In general, for RabbitMQ, if you put the user in the routing key, you should be able to use a single exchange and then a small number of queues (even a single one if you wanted, but you could divide them up by server or similar if that makes sense given your setup).
If you don't need guaranteed order (as one would for, say, guaranteeing that FK constraints wouldn't get hit for a sequence of changes to various SQL database tables), then there's no reason you can't have a bunch of consumers drawing from a single queue.
If you want a broadcast-message type of scenario, then that could perhaps be handled a bit differently. Instead of the single user in the routing key, which you could use for non-broadcast-type messages, have a special user type, say, __broadcast__, that no user could actually have, and have the users to broadcast to stored in the payload of the message along with the message itself.
Your message processing code could then take care of depositing that message in the database (or whatever the end destination is) across all of those users.

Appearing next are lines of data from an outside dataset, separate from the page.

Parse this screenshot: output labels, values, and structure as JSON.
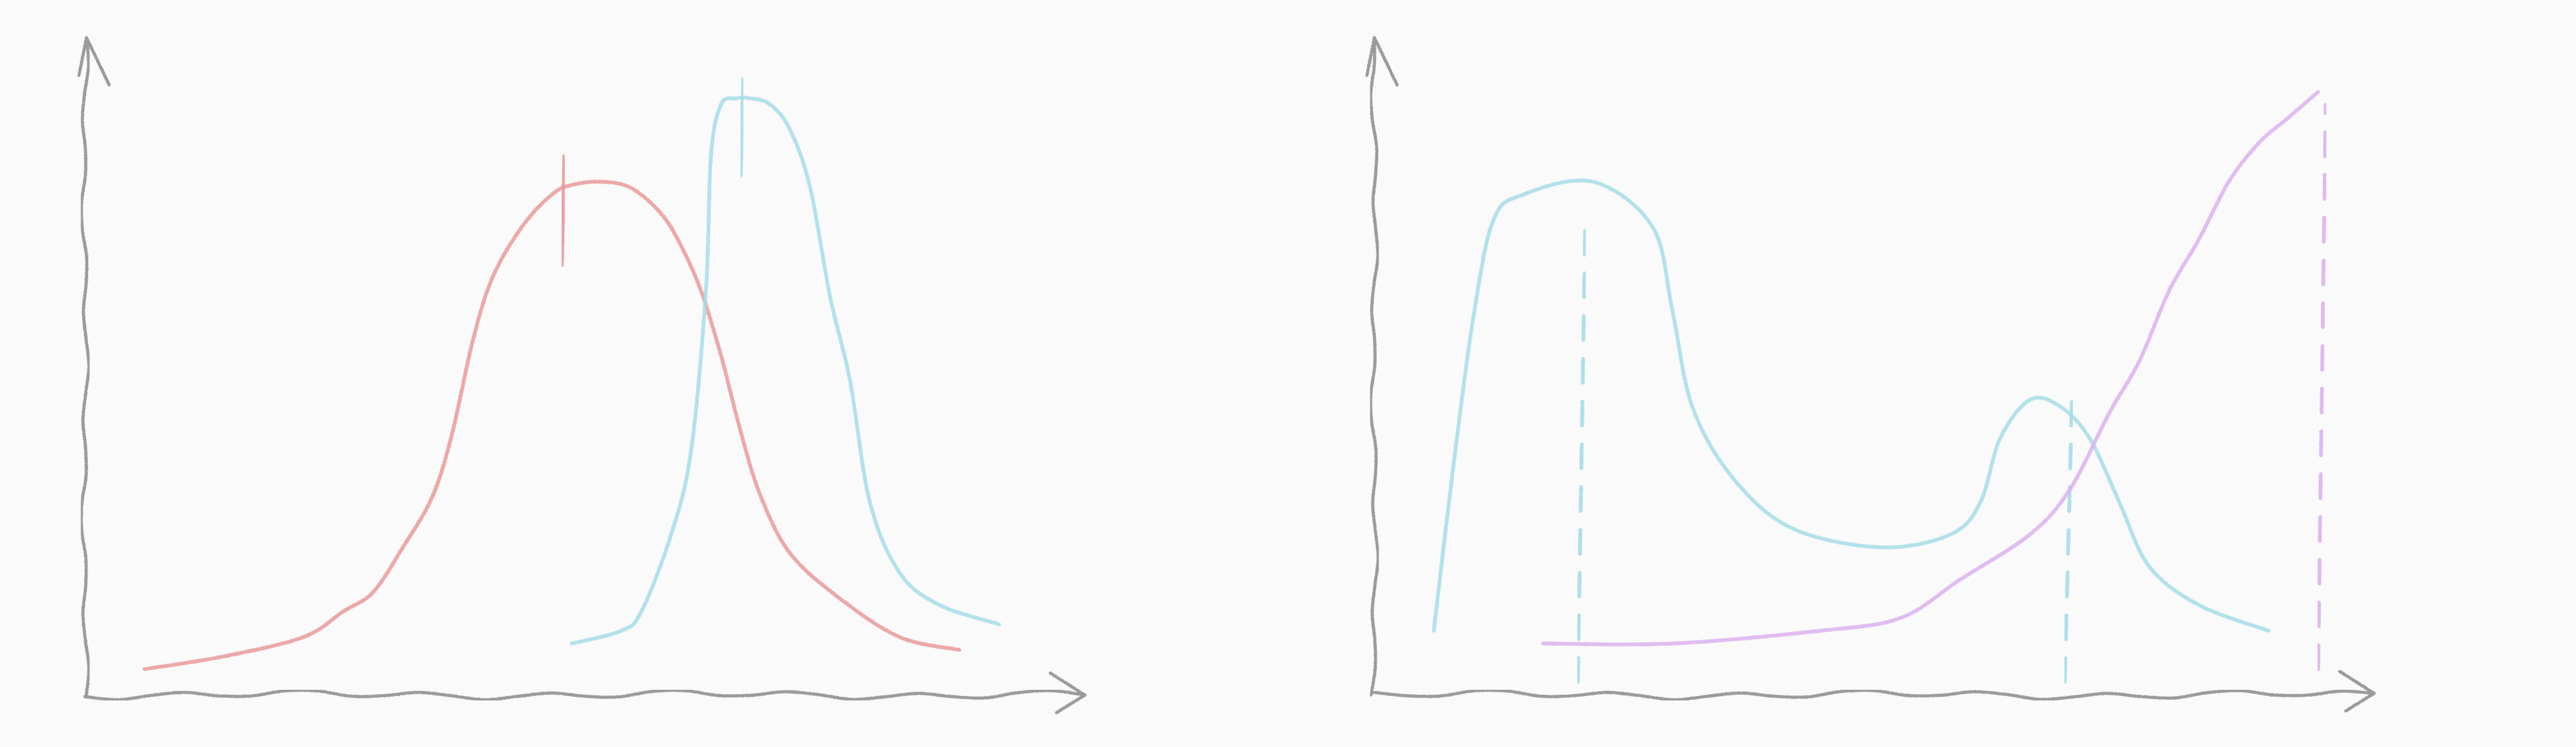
{
  "chart_data": [
    {
      "type": "line",
      "style": "hand-drawn sketch",
      "xlim": [
        0,
        10
      ],
      "ylim": [
        0,
        10
      ],
      "grid": false,
      "legend": "none",
      "axis_color": "#9a9a9a",
      "series": [
        {
          "color": "#e99a9a",
          "x": [
            0.6,
            1.4,
            2.2,
            2.6,
            2.9,
            3.2,
            3.5,
            3.7,
            3.9,
            4.1,
            4.4,
            4.7,
            4.9,
            5.2,
            5.5,
            5.8,
            6.0,
            6.2,
            6.4,
            6.6,
            6.8,
            7.1,
            7.6,
            8.2,
            8.8
          ],
          "y": [
            0.4,
            0.6,
            0.9,
            1.3,
            1.6,
            2.3,
            3.1,
            4.1,
            5.5,
            6.5,
            7.3,
            7.8,
            7.95,
            8.0,
            7.9,
            7.5,
            7.0,
            6.3,
            5.3,
            4.1,
            3.1,
            2.2,
            1.5,
            0.9,
            0.7
          ],
          "peak_marker": {
            "x": 4.8,
            "y_range": [
              6.7,
              8.4
            ],
            "style": "solid"
          }
        },
        {
          "color": "#a6dde8",
          "x": [
            4.9,
            5.4,
            5.6,
            5.9,
            6.1,
            6.25,
            6.3,
            6.4,
            6.55,
            6.7,
            6.9,
            7.1,
            7.3,
            7.5,
            7.7,
            7.9,
            8.2,
            8.6,
            9.2
          ],
          "y": [
            0.8,
            1.0,
            1.3,
            2.5,
            3.8,
            6.3,
            8.4,
            9.2,
            9.3,
            9.3,
            9.2,
            8.8,
            7.9,
            6.2,
            4.9,
            3.0,
            1.9,
            1.4,
            1.1
          ],
          "peak_marker": {
            "x": 6.6,
            "y_range": [
              8.1,
              9.6
            ],
            "style": "solid"
          }
        }
      ]
    },
    {
      "type": "line",
      "style": "hand-drawn sketch",
      "xlim": [
        0,
        10
      ],
      "ylim": [
        0,
        10
      ],
      "grid": false,
      "legend": "none",
      "axis_color": "#9a9a9a",
      "series": [
        {
          "color": "#a6dde8",
          "x": [
            0.6,
            0.8,
            1.0,
            1.2,
            1.5,
            2.2,
            2.8,
            3.0,
            3.2,
            3.6,
            4.2,
            5.1,
            5.8,
            6.1,
            6.3,
            6.6,
            6.9,
            7.2,
            7.5,
            7.8,
            8.3,
            9.0
          ],
          "y": [
            1.0,
            3.6,
            5.9,
            7.4,
            7.8,
            8.0,
            7.3,
            6.0,
            4.5,
            3.4,
            2.6,
            2.3,
            2.5,
            3.0,
            4.0,
            4.6,
            4.5,
            4.0,
            3.0,
            2.0,
            1.4,
            1.0
          ],
          "peak_markers": [
            {
              "x": 2.05,
              "y_range": [
                0.2,
                7.5
              ],
              "style": "dashed"
            },
            {
              "x": 6.95,
              "y_range": [
                0.2,
                4.8
              ],
              "style": "dashed"
            }
          ]
        },
        {
          "color": "#dcb2ef",
          "x": [
            1.7,
            3.0,
            4.5,
            5.3,
            5.9,
            6.6,
            7.0,
            7.4,
            7.7,
            8.0,
            8.3,
            8.6,
            8.9,
            9.2,
            9.5
          ],
          "y": [
            0.8,
            0.8,
            1.0,
            1.2,
            1.8,
            2.5,
            3.2,
            4.4,
            5.2,
            6.3,
            7.1,
            8.0,
            8.6,
            9.0,
            9.4
          ],
          "peak_marker": {
            "x": 9.5,
            "y_range": [
              0.4,
              9.2
            ],
            "style": "dashed"
          }
        }
      ]
    }
  ]
}
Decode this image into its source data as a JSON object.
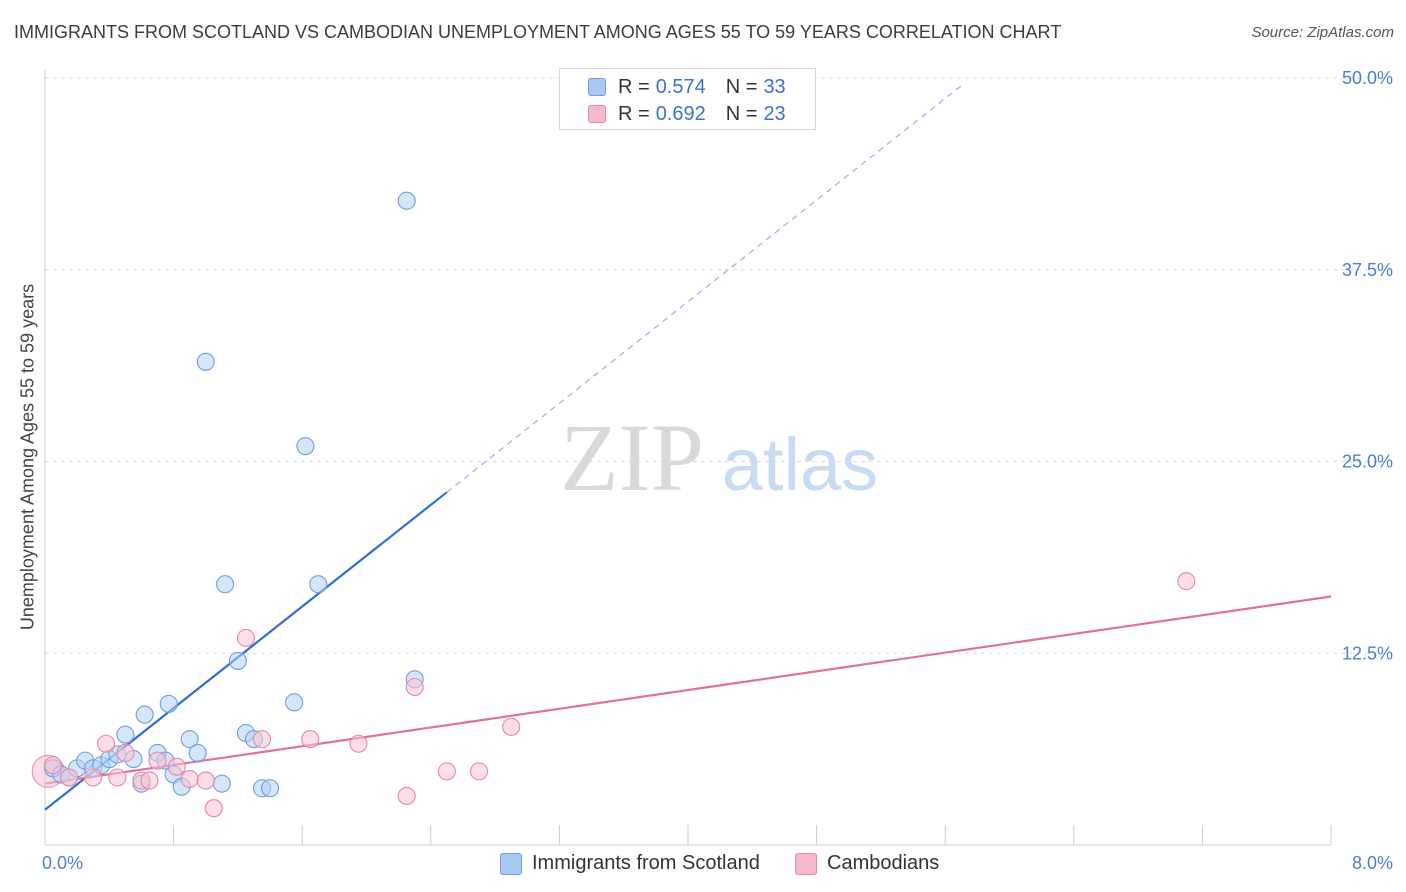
{
  "title": "IMMIGRANTS FROM SCOTLAND VS CAMBODIAN UNEMPLOYMENT AMONG AGES 55 TO 59 YEARS CORRELATION CHART",
  "source": "Source: ZipAtlas.com",
  "watermark": {
    "zip": "ZIP",
    "atlas": "atlas"
  },
  "legend": {
    "r_label": "R =",
    "n_label": "N =",
    "items": [
      {
        "name": "Immigrants from Scotland",
        "r": "0.574",
        "n": "33",
        "color": "#6c9fe0"
      },
      {
        "name": "Cambodians",
        "r": "0.692",
        "n": "23",
        "color": "#ea86a6"
      }
    ]
  },
  "chart_data": {
    "type": "scatter",
    "title": "IMMIGRANTS FROM SCOTLAND VS CAMBODIAN UNEMPLOYMENT AMONG AGES 55 TO 59 YEARS CORRELATION CHART",
    "xlabel": "",
    "ylabel": "Unemployment Among Ages 55 to 59 years",
    "xlim": [
      0,
      8.0
    ],
    "ylim": [
      0,
      50.0
    ],
    "x_tick_labels": [
      "0.0%",
      "8.0%"
    ],
    "y_ticks": [
      12.5,
      25.0,
      37.5,
      50.0
    ],
    "y_tick_labels": [
      "12.5%",
      "25.0%",
      "37.5%",
      "50.0%"
    ],
    "series": [
      {
        "name": "Immigrants from Scotland",
        "color": "#6c9fe0",
        "fill": "#b5d1f5",
        "trend": {
          "x0": 0.0,
          "y0": 2.3,
          "x1": 2.5,
          "y1": 23.0,
          "dash_to_x": 5.7
        },
        "points": [
          [
            0.05,
            5.0
          ],
          [
            0.1,
            4.6
          ],
          [
            0.15,
            4.4
          ],
          [
            0.2,
            5.0
          ],
          [
            0.25,
            5.5
          ],
          [
            0.3,
            5.0
          ],
          [
            0.35,
            5.2
          ],
          [
            0.4,
            5.6
          ],
          [
            0.45,
            5.9
          ],
          [
            0.5,
            7.2
          ],
          [
            0.55,
            5.6
          ],
          [
            0.6,
            4.0
          ],
          [
            0.62,
            8.5
          ],
          [
            0.7,
            6.0
          ],
          [
            0.75,
            5.5
          ],
          [
            0.77,
            9.2
          ],
          [
            0.8,
            4.6
          ],
          [
            0.85,
            3.8
          ],
          [
            0.9,
            6.9
          ],
          [
            0.95,
            6.0
          ],
          [
            1.0,
            31.5
          ],
          [
            1.1,
            4.0
          ],
          [
            1.12,
            17.0
          ],
          [
            1.2,
            12.0
          ],
          [
            1.25,
            7.3
          ],
          [
            1.3,
            6.9
          ],
          [
            1.35,
            3.7
          ],
          [
            1.4,
            3.7
          ],
          [
            1.55,
            9.3
          ],
          [
            1.62,
            26.0
          ],
          [
            1.7,
            17.0
          ],
          [
            2.25,
            42.0
          ],
          [
            2.3,
            10.8
          ]
        ]
      },
      {
        "name": "Cambodians",
        "color": "#ea86a6",
        "fill": "#f8c3d3",
        "trend": {
          "x0": 0.0,
          "y0": 4.0,
          "x1": 8.0,
          "y1": 16.2
        },
        "points": [
          [
            0.05,
            5.2
          ],
          [
            0.15,
            4.4
          ],
          [
            0.3,
            4.4
          ],
          [
            0.38,
            6.6
          ],
          [
            0.45,
            4.4
          ],
          [
            0.5,
            6.0
          ],
          [
            0.6,
            4.2
          ],
          [
            0.65,
            4.2
          ],
          [
            0.7,
            5.5
          ],
          [
            0.82,
            5.1
          ],
          [
            0.9,
            4.3
          ],
          [
            1.0,
            4.2
          ],
          [
            1.05,
            2.4
          ],
          [
            1.25,
            13.5
          ],
          [
            1.35,
            6.9
          ],
          [
            1.65,
            6.9
          ],
          [
            1.95,
            6.6
          ],
          [
            2.25,
            3.2
          ],
          [
            2.3,
            10.3
          ],
          [
            2.5,
            4.8
          ],
          [
            2.7,
            4.8
          ],
          [
            2.9,
            7.7
          ],
          [
            7.1,
            17.2
          ]
        ]
      }
    ]
  }
}
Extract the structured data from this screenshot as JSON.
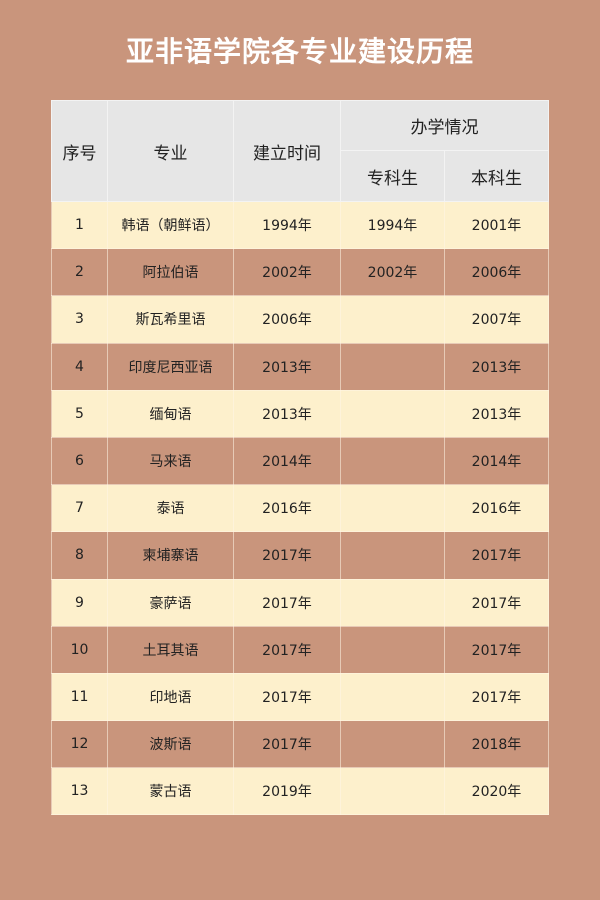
{
  "title": "亚非语学院各专业建设历程",
  "colors": {
    "background": "#c9957c",
    "row_light": "#fdf0cc",
    "header": "#e6e6e6"
  },
  "headers": {
    "index": "序号",
    "major": "专业",
    "established": "建立时间",
    "program": "办学情况",
    "junior_college": "专科生",
    "undergraduate": "本科生"
  },
  "rows": [
    {
      "index": "1",
      "major": "韩语（朝鲜语）",
      "established": "1994年",
      "junior_college": "1994年",
      "undergraduate": "2001年"
    },
    {
      "index": "2",
      "major": "阿拉伯语",
      "established": "2002年",
      "junior_college": "2002年",
      "undergraduate": "2006年"
    },
    {
      "index": "3",
      "major": "斯瓦希里语",
      "established": "2006年",
      "junior_college": "",
      "undergraduate": "2007年"
    },
    {
      "index": "4",
      "major": "印度尼西亚语",
      "established": "2013年",
      "junior_college": "",
      "undergraduate": "2013年"
    },
    {
      "index": "5",
      "major": "缅甸语",
      "established": "2013年",
      "junior_college": "",
      "undergraduate": "2013年"
    },
    {
      "index": "6",
      "major": "马来语",
      "established": "2014年",
      "junior_college": "",
      "undergraduate": "2014年"
    },
    {
      "index": "7",
      "major": "泰语",
      "established": "2016年",
      "junior_college": "",
      "undergraduate": "2016年"
    },
    {
      "index": "8",
      "major": "柬埔寨语",
      "established": "2017年",
      "junior_college": "",
      "undergraduate": "2017年"
    },
    {
      "index": "9",
      "major": "豪萨语",
      "established": "2017年",
      "junior_college": "",
      "undergraduate": "2017年"
    },
    {
      "index": "10",
      "major": "土耳其语",
      "established": "2017年",
      "junior_college": "",
      "undergraduate": "2017年"
    },
    {
      "index": "11",
      "major": "印地语",
      "established": "2017年",
      "junior_college": "",
      "undergraduate": "2017年"
    },
    {
      "index": "12",
      "major": "波斯语",
      "established": "2017年",
      "junior_college": "",
      "undergraduate": "2018年"
    },
    {
      "index": "13",
      "major": "蒙古语",
      "established": "2019年",
      "junior_college": "",
      "undergraduate": "2020年"
    }
  ]
}
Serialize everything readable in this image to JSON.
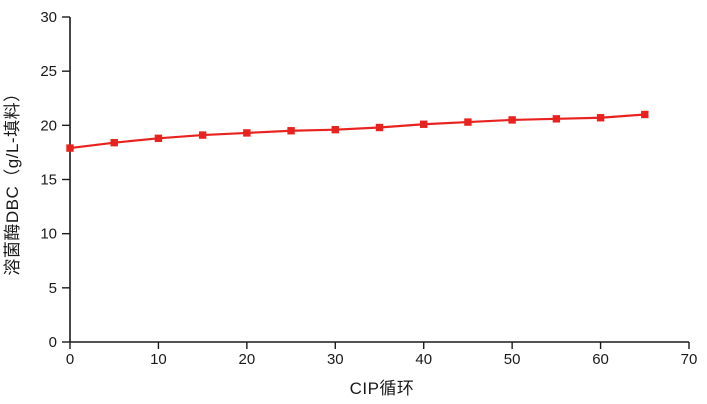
{
  "figure": {
    "background": "#ffffff"
  },
  "chart_data": {
    "type": "line",
    "title": "",
    "xlabel": "CIP循环",
    "ylabel": "溶菌酶DBC（g/L-填料）",
    "x": [
      0,
      5,
      10,
      15,
      20,
      25,
      30,
      35,
      40,
      45,
      50,
      55,
      60,
      65
    ],
    "series": [
      {
        "name": "lysozyme-dbc",
        "values": [
          17.9,
          18.4,
          18.8,
          19.1,
          19.3,
          19.5,
          19.6,
          19.8,
          20.1,
          20.3,
          20.5,
          20.6,
          20.7,
          21.0
        ],
        "color": "#e8231f",
        "marker": "square",
        "marker_size": 7.4,
        "line_width": 2.2
      }
    ],
    "xlim": [
      0,
      70
    ],
    "ylim": [
      0,
      30
    ],
    "x_ticks": [
      0,
      10,
      20,
      30,
      40,
      50,
      60,
      70
    ],
    "y_ticks": [
      0,
      5,
      10,
      15,
      20,
      25,
      30
    ],
    "grid": false,
    "legend": "none",
    "axis_color": "#1a1a1a",
    "tick_label_color": "#1a1a1a"
  }
}
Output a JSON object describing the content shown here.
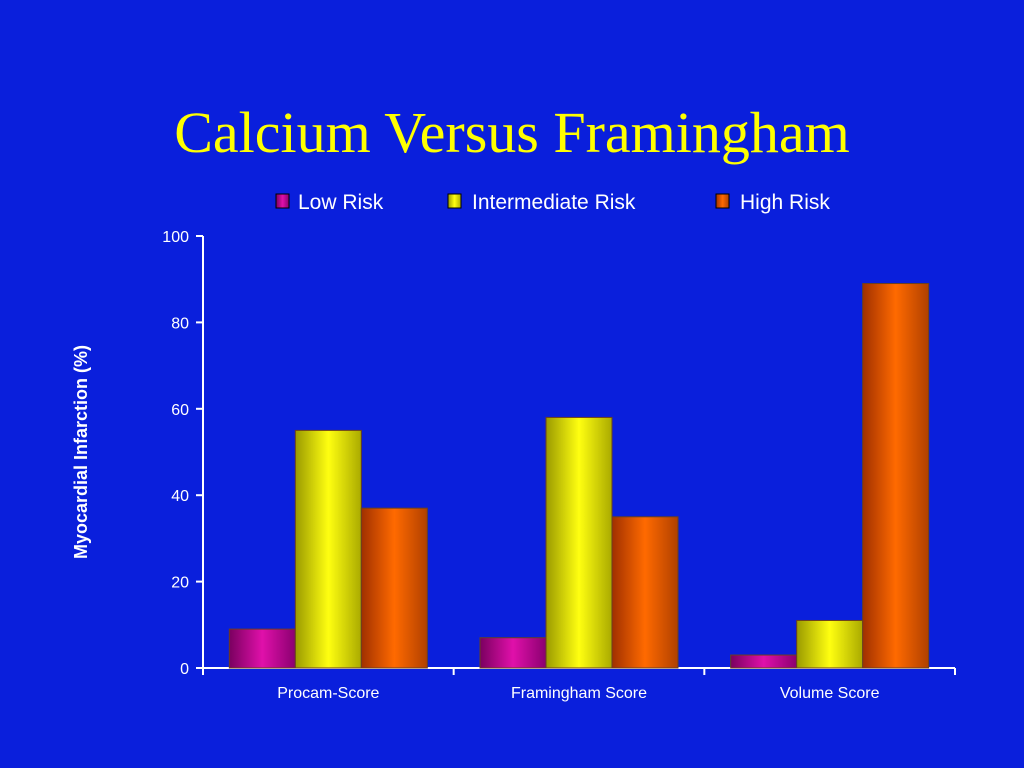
{
  "slide": {
    "title": "Calcium Versus Framingham"
  },
  "colors": {
    "background": "#0a1fdc",
    "title": "#ffff00",
    "axis": "#ffffff",
    "series": [
      "#cc0099",
      "#ffff00",
      "#ff6600"
    ]
  },
  "chart_data": {
    "type": "bar",
    "title": "",
    "xlabel": "",
    "ylabel": "Myocardial Infarction (%)",
    "ylim": [
      0,
      100
    ],
    "yticks": [
      0,
      20,
      40,
      60,
      80,
      100
    ],
    "categories": [
      "Procam-Score",
      "Framingham Score",
      "Volume Score"
    ],
    "series": [
      {
        "name": "Low Risk",
        "values": [
          9,
          7,
          3
        ]
      },
      {
        "name": "Intermediate Risk",
        "values": [
          55,
          58,
          11
        ]
      },
      {
        "name": "High Risk",
        "values": [
          37,
          35,
          89
        ]
      }
    ],
    "legend": "top",
    "grid": false
  }
}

Edit in response to comment from OP:
So the routing key might look something like this message.[user] where [user] could be the actual user if it were a point-to-point message, and a special __broadcast__ user (or similar user name that an actual user would not be allowed to register) which would indicate a broadcast style message.
You could then place the users to which the message should be delivered in the payload of the message, and then that message content (which would also be in the payload) could be delivered to each user. The mechanism for doing that would depend on what your end destination is. i.e. do the messages end up getting stored in Postgres, or Mongo DB or similar?